Qiu, N., Abegg, D., Guidi, M., Gilmore, K., Seeberger, P. H., & Adibekian, A. (2022). Artemisinin inhibits NRas palmitoylation by targeting the protein acyltransferase ZDHHC6. Cell Chemical Biology, 29(3), 530-537.e7. doi:10.1016/j.chembiol.2021.07.012.

Cite as: https://hdl.handle.net/21.11116/0000-0009-04AF-E

Abstract

Protein S-palmitoylation is a post-translational modification that plays a crucial role in cancer cells by regulating the function and localization of oncoproteins and tumor suppressor proteins. Here, we identify artemisinin (ART), a clinically approved antimalarial endoperoxide natural product with promising anticancer activities, as an inhibitor of the ER-residing palmitoyl transferase ZDHHC6 in cancer cells using a chemoproteomic approach.

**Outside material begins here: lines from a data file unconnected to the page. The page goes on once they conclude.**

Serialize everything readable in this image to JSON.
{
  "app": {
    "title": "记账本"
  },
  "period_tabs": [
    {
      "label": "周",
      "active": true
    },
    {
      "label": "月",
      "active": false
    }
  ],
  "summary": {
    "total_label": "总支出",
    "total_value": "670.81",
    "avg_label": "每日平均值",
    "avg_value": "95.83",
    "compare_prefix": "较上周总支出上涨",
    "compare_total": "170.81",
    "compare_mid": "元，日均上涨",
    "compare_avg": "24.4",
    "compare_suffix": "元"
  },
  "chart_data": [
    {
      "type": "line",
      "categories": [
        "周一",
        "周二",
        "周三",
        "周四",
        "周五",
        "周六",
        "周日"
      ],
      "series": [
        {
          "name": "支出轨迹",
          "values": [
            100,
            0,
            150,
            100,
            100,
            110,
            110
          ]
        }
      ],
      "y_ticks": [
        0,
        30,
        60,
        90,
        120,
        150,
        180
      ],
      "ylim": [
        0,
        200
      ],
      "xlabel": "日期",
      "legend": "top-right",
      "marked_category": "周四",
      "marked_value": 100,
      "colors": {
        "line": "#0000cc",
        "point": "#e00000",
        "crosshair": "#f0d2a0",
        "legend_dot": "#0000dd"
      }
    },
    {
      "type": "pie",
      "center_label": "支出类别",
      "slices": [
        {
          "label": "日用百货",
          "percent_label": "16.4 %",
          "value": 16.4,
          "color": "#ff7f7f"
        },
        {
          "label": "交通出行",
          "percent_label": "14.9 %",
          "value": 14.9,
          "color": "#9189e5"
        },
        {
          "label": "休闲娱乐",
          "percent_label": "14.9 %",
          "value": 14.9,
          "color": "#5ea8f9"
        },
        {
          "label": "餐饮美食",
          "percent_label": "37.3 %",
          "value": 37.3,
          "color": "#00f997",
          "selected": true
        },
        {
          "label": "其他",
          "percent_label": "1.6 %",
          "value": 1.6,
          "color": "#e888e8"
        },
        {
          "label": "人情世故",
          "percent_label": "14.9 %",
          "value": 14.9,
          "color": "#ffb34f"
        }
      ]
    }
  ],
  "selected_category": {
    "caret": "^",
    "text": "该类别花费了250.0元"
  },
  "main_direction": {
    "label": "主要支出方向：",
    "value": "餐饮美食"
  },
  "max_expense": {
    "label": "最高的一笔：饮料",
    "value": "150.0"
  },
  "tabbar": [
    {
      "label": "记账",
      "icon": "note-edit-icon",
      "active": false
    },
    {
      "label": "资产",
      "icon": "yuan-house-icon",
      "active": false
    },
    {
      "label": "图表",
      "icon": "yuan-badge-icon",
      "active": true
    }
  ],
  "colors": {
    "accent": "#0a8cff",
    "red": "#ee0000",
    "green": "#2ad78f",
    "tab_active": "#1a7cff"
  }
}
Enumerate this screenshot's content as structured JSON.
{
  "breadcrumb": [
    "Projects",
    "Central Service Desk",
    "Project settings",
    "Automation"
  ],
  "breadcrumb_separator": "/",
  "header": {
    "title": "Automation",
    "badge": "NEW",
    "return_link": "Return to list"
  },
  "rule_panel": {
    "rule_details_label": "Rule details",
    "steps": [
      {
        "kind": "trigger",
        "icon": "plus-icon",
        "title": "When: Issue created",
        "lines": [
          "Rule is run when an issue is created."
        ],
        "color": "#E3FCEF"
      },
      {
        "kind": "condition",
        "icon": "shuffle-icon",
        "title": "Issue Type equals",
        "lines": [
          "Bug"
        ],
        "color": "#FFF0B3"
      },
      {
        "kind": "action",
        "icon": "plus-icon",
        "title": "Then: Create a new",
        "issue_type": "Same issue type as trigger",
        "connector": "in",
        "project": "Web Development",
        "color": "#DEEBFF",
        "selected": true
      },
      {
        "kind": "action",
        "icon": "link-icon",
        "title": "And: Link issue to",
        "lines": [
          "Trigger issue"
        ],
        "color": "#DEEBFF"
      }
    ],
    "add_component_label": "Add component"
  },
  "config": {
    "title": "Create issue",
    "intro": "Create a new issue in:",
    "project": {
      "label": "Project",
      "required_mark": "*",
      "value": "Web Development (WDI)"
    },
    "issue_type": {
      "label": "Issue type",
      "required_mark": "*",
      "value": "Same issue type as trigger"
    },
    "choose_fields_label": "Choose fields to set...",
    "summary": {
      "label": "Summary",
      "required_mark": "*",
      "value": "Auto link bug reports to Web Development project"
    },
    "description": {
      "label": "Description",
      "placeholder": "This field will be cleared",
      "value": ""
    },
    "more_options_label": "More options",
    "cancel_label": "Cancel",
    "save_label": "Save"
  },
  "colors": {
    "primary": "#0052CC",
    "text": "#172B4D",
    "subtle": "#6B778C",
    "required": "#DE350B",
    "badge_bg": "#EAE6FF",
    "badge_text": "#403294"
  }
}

We show that ART covalently binds and inhibits ZDHHC6 to reduce palmitoylation of the oncogenic protein NRas, disrupt NRas subcellular localization, and attenuate the downstream pro-proliferative signaling cascades. Our study identifies artemisinin as a non-lipid-based palmitoylation inhibitor targeting a specific palmitoyl acyltransferase and provides valuable mechanistic insights into the anticancer activity of artemisinins that are currently being studied in human clinical trials for different cancers.